Linnaean Classification of Species

Aristotle (384–322 BCE), Theophrastus (372–287 BCE), Carl Linnaeus (1707–1778), Charles Darwin (1809–1882)

1735

What do mountain lions, pumas, panthers, and catamonts have in common? These are but four of more than a dozen names given in the United States to the same animal, Felis concolor. When out and about in nature, we generally refer to plants and birds by their common names, but such names can be misleading. Crayfish, starfish, silverfish, and jellyfish are not related to each other and are not fish.
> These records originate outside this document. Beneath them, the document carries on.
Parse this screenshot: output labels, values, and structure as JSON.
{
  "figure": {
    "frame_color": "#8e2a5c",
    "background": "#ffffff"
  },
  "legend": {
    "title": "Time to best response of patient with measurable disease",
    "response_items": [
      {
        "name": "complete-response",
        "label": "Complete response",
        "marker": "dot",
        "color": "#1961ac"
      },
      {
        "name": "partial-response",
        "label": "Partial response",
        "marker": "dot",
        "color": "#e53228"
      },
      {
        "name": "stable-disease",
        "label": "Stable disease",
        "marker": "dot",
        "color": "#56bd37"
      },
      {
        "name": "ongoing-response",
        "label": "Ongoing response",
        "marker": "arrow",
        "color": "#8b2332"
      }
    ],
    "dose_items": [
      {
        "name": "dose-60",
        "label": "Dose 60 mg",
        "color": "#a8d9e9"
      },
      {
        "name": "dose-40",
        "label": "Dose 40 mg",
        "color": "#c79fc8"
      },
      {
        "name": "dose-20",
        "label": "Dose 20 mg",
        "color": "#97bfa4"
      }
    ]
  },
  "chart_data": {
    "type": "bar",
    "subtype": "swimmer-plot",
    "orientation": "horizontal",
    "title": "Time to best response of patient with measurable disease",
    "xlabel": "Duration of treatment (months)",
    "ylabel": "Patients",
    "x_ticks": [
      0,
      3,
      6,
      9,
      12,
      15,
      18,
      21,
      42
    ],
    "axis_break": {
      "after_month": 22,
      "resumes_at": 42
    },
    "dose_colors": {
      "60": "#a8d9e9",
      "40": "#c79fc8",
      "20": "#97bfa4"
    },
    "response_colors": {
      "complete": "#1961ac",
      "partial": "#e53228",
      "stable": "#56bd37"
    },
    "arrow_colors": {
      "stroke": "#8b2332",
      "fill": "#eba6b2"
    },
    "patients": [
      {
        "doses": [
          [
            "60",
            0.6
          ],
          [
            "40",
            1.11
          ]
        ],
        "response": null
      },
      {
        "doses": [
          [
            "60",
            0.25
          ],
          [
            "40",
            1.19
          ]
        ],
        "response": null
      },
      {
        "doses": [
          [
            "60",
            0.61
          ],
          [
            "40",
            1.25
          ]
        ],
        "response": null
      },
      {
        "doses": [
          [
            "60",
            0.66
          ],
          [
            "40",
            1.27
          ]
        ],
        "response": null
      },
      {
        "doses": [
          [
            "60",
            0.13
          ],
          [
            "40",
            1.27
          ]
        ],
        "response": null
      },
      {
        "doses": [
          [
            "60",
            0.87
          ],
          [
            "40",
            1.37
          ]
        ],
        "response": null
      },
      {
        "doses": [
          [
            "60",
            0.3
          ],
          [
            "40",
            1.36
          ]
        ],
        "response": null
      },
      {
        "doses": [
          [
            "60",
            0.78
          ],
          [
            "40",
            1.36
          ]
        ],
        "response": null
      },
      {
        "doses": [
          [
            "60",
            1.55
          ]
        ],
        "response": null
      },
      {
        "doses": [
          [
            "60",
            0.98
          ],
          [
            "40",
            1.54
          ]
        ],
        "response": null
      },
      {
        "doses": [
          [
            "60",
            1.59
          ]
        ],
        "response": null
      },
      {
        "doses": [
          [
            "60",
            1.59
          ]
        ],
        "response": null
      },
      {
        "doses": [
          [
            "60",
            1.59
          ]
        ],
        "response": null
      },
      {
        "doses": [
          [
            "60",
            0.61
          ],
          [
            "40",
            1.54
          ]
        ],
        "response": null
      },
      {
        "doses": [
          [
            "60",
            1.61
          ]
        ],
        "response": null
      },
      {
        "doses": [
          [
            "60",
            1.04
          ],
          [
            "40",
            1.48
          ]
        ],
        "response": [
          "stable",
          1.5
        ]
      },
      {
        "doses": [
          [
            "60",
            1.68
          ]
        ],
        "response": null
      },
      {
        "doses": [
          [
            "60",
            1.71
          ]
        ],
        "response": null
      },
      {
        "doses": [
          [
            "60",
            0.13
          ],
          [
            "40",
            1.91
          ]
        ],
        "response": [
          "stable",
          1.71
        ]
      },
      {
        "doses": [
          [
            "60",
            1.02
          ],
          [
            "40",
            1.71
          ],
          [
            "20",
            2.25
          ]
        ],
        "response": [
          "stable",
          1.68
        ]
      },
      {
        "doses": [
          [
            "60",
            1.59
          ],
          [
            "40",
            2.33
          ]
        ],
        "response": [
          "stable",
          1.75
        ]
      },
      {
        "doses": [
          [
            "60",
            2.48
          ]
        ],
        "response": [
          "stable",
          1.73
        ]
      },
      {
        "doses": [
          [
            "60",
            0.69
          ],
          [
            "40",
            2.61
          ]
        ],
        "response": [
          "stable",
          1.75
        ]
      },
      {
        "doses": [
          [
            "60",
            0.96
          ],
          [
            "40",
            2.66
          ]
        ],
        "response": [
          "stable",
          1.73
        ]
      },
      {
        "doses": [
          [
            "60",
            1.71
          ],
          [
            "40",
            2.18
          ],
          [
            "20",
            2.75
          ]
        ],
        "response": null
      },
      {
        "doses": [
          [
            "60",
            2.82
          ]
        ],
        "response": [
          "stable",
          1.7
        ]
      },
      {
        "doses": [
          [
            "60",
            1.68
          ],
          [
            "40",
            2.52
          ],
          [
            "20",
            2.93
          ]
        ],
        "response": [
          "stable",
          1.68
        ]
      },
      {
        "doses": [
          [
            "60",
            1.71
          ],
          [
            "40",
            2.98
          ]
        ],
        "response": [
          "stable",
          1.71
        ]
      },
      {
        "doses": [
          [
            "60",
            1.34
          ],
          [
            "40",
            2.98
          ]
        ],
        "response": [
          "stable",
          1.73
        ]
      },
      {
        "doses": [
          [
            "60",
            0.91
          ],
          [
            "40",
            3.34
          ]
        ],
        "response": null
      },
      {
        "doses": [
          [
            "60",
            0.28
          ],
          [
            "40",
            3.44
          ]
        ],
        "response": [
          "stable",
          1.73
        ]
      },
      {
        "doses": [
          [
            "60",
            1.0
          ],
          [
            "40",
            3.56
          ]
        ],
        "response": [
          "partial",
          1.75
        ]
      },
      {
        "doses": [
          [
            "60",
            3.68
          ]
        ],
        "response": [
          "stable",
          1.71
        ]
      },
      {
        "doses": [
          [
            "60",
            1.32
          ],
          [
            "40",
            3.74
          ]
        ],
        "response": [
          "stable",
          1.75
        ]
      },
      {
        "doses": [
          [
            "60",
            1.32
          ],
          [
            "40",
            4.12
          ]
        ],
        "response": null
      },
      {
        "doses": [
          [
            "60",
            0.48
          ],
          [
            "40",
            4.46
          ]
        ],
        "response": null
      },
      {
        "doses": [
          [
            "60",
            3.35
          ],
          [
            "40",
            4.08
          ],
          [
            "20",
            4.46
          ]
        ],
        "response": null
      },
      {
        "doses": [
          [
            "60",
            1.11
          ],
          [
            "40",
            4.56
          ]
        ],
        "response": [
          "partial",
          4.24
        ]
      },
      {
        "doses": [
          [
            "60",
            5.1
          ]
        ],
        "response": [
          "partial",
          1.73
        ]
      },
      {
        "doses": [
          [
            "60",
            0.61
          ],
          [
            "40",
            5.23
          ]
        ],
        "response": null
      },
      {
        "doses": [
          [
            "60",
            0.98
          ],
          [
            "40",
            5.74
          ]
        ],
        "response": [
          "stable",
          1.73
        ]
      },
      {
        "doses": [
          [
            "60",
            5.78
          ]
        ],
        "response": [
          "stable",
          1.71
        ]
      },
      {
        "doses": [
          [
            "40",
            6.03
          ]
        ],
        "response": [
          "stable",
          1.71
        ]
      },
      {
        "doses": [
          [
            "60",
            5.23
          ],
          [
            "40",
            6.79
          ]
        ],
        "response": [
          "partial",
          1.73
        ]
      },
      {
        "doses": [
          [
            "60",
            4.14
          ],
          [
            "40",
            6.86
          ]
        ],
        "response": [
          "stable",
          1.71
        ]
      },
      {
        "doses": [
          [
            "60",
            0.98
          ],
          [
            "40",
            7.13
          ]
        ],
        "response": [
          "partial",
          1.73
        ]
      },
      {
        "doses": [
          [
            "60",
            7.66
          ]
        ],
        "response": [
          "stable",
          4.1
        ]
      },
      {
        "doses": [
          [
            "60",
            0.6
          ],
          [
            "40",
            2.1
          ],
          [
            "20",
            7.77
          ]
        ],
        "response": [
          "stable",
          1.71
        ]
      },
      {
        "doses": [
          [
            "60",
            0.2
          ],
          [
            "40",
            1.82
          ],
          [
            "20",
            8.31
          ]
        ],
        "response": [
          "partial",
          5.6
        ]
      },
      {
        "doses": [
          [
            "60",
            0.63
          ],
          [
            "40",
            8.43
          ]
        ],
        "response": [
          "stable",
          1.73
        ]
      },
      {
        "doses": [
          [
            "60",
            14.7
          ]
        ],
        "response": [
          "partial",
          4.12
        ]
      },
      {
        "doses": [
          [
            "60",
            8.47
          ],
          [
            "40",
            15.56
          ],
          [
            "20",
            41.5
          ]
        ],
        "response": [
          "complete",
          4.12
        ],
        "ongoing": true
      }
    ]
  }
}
Classification goes back to ancient times. Aristotle grouped animals based on their mode of reproduction, while Theophrastus classified plants by their uses and methods of cultivation. In his first edition of Systema Naturae (1735), the Swedish botanist and physician Carl Linnaeus introduced a new approach to taxonomy (the science of naming and classifying plants and animals). First, he assigned latinized names to plants and animals, based on a binomial nomenclature (genus and species) that uniquely designated each living organism—a system that is still used. For example, the genus Canis includes the closely related dogs, wolves, coyotes, and jackals, with each unique member assigned a species name. Moreover, Linnaeus developed a multi-level hierarchical classification in which higher “ranks” would incorporate successive groups at lower levels. Related genera would be grouped into families—Canis and Vulpes (foxes) are grouped together in Canidae. Based on the Linnaean classification, the most inclusive rank was the kingdom, of which he counted two: animal and plant.

The Linnaean classification assigned organisms to different categories based on their physical characteristics and presumed natural relationships, and this was predicated on the then-prevailing Biblical interpretation that plants and animals were originally created in the form that they now exist. One century later, Darwin presented convincing evidence that two extant animals or plants might have had a common ancestor or that extinct organisms may have been the ancestors of those extant. Contemporary classifications are based on phylogenetic systematics, which incorporates relationships that include both extant and extinct organisms.

SEE ALSO: Aristotle’s The History of Animals (c. 330 BCE), Botany (c. 320 BCE), Darwin’s Theory of Natural Selection (1859), Ontogeny Recapitulates Phylogeny (1866), Phylogenetic Systematics (1950), Domains of Life (1990), Protist Taxonomy (2005).

A signboard of Methodus plantarum sexualis (1736), a work by Georg Dionysius Ehret (1708–1770), a German botanist best known for his botanical illustrations. This image depicts the twenty-four classes of plant sexual systems devised by Linnaeus.